Onlinerecht und Bürgerrechte 2.0

31.7.12

LAG Hamm: Chatprotokolle vom Arbeitsplatzrechner können im Kündigungsschutzprozess verwertbar sein

Nach einem Urteil des Landesarbeitsgerichts Hamm vom 10.07.2012 (Az.: 14 Sa 1711/10) können Chatprotokolle, die der Arbeitgeber bei einer Untersuchung des Arbeitsplatzrechners des Arbeitnehmers auffindet, in einem Kündigungsschutzprozess verwertbar sein, und zwar auch dann, wenn die Erlangung gegen das StGB, TKG und das BetrVG verstößt. Voraussetzung ist laut LAG, dass dem Arbeitnehmer nur eine gelegentliche private Nutzung elektronischer Ressourcen gestattet ist und der Arbeitgeber zugleich darauf hingewiesen hat, dass der Mitarbeiter keine Vertraulichkeit erwarten darf und der Arbeitgeber die Nutzung überwachen und bei gegebener Notwendigkeit die Daten einsehen kann.

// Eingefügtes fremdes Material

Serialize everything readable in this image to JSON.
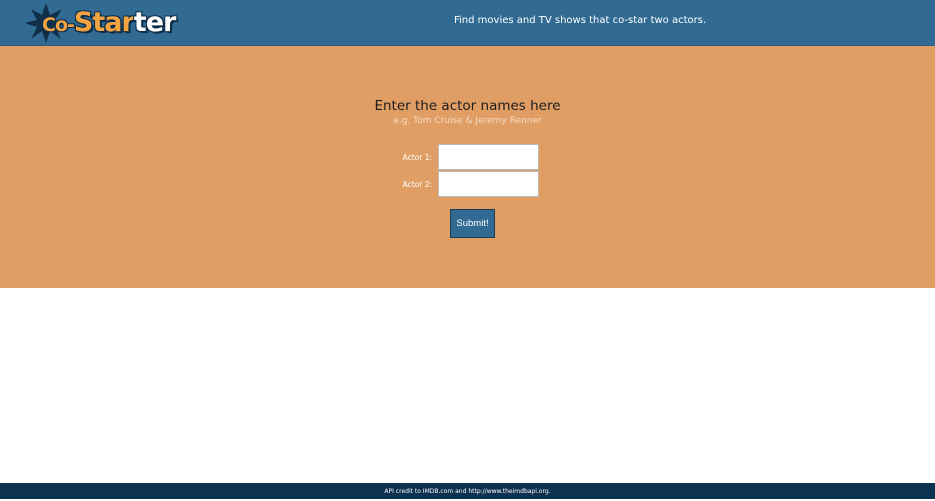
{
  "header": {
    "logo": {
      "part1": "Co-",
      "part2": "Star",
      "part3": "ter",
      "icon": "star-burst-icon"
    },
    "tagline": "Find movies and TV shows that co-star two actors."
  },
  "form": {
    "title": "Enter the actor names here",
    "subtitle": "e.g. Tom Cruise & Jeremy Renner",
    "actor1_label": "Actor 1:",
    "actor1_value": "",
    "actor2_label": "Actor 2:",
    "actor2_value": "",
    "submit_label": "Submit!"
  },
  "footer": {
    "prefix": "API credit to ",
    "link1": "IMDB.com",
    "middle": " and ",
    "link2": "http://www.theimdbapi.org",
    "suffix": "."
  },
  "colors": {
    "header_bg": "#316b93",
    "hero_bg": "#e09e65",
    "footer_bg": "#0d3150",
    "logo_orange": "#f3a442"
  }
}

Das LAG hat die Revision zum BAG zugelassen.

Die Leitsätze des Landesarbeitsgerichts lauten wie folgt:

Stützt sich der Arbeitgeber zum Nachweis des Vorwurfs, der Arbeitnehmer habe ein gegen ihn gerichtetes Vermögensdelikt begangen, auf den Inhalt von Chatprotokollen, die auf dem Arbeitsplatzrechner des Arbeitnehmers nach Ausspruch der Kündigung vorgefunden wurden, handelt es sich nicht um ein Nachschieben von Kündigungsgründen, zu dem der Betriebsrat vorher angehört werden muss.

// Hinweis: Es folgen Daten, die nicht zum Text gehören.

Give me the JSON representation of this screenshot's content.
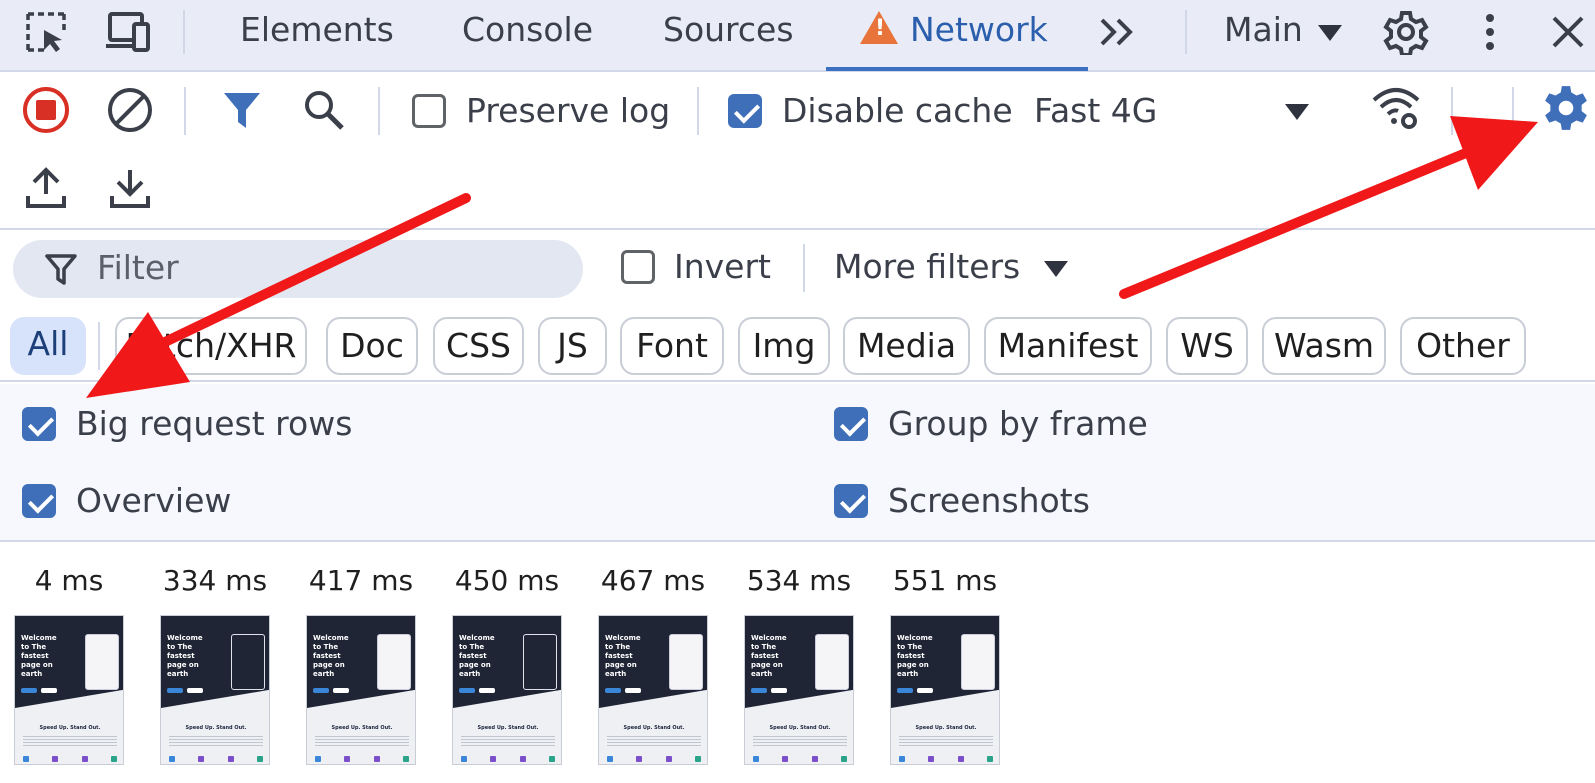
{
  "tabs": {
    "items": [
      "Elements",
      "Console",
      "Sources",
      "Network"
    ],
    "active": "Network",
    "context": "Main"
  },
  "toolbar": {
    "preserve_log": {
      "label": "Preserve log",
      "checked": false
    },
    "disable_cache": {
      "label": "Disable cache",
      "checked": true
    },
    "throttling": "Fast 4G"
  },
  "filter": {
    "placeholder": "Filter",
    "invert": {
      "label": "Invert",
      "checked": false
    },
    "more_filters": "More filters"
  },
  "type_filters": [
    "All",
    "Fetch/XHR",
    "Doc",
    "CSS",
    "JS",
    "Font",
    "Img",
    "Media",
    "Manifest",
    "WS",
    "Wasm",
    "Other"
  ],
  "settings": {
    "big_request_rows": {
      "label": "Big request rows",
      "checked": true
    },
    "group_by_frame": {
      "label": "Group by frame",
      "checked": true
    },
    "overview": {
      "label": "Overview",
      "checked": true
    },
    "screenshots": {
      "label": "Screenshots",
      "checked": true
    }
  },
  "filmstrip": {
    "frames": [
      {
        "time": "4 ms"
      },
      {
        "time": "334 ms"
      },
      {
        "time": "417 ms"
      },
      {
        "time": "450 ms"
      },
      {
        "time": "467 ms"
      },
      {
        "time": "534 ms"
      },
      {
        "time": "551 ms"
      }
    ],
    "thumbnail_text": {
      "hero_title": "Welcome to The fastest page on earth",
      "tagline": "Speed Up. Stand Out."
    }
  },
  "colors": {
    "accent": "#3f6fb9",
    "record": "#d93025",
    "warning": "#e8743b",
    "annotation_arrow": "#f01818"
  }
}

Aus einer ggf. gegen § 206 StGB, § 88 TKG. § 32 BDSG und § 87 Absatz 1 Nummer 1 und 6 BetrVG. verstoßenden Erlangung der auf einem Arbeitsplatzrechner vorgefundenen abgespeicherten Chatprotokolle folgt kein Beweisverwertungsverbot, wenn der Arbeitgeber seinen Arbeitnehmern lediglich eine gelegentliche private Nutzung elektronischer Ressourcen gestattet und zugleich darauf hinweist, dass bei einer Abwicklung persönlicher Angelegenheiten auf elektronischen Geräten und über das Netzwerk der Mitarbeiter keine Vertraulichkeit erwarten und der Arbeitgeber die Nutzung überwachen und bei gegebener Notwendigkeit die Daten einsehen kann, die der Mitarbeiter anlegt oder mit anderen austauscht. Ein Arbeitnehmer muss, wenn er illegale Aktivitäten gegen seinen Arbeitgeber entwickelt, bei einer derart eingeschränkten Vertraulichkeit der Privatnutzung damit rechnen, dass Spuren, die er durch die Nutzung von elektronischen Ressourcen des Arbeitgebers hinterlässt, in einem Prozess gegen ihn verwendet werden.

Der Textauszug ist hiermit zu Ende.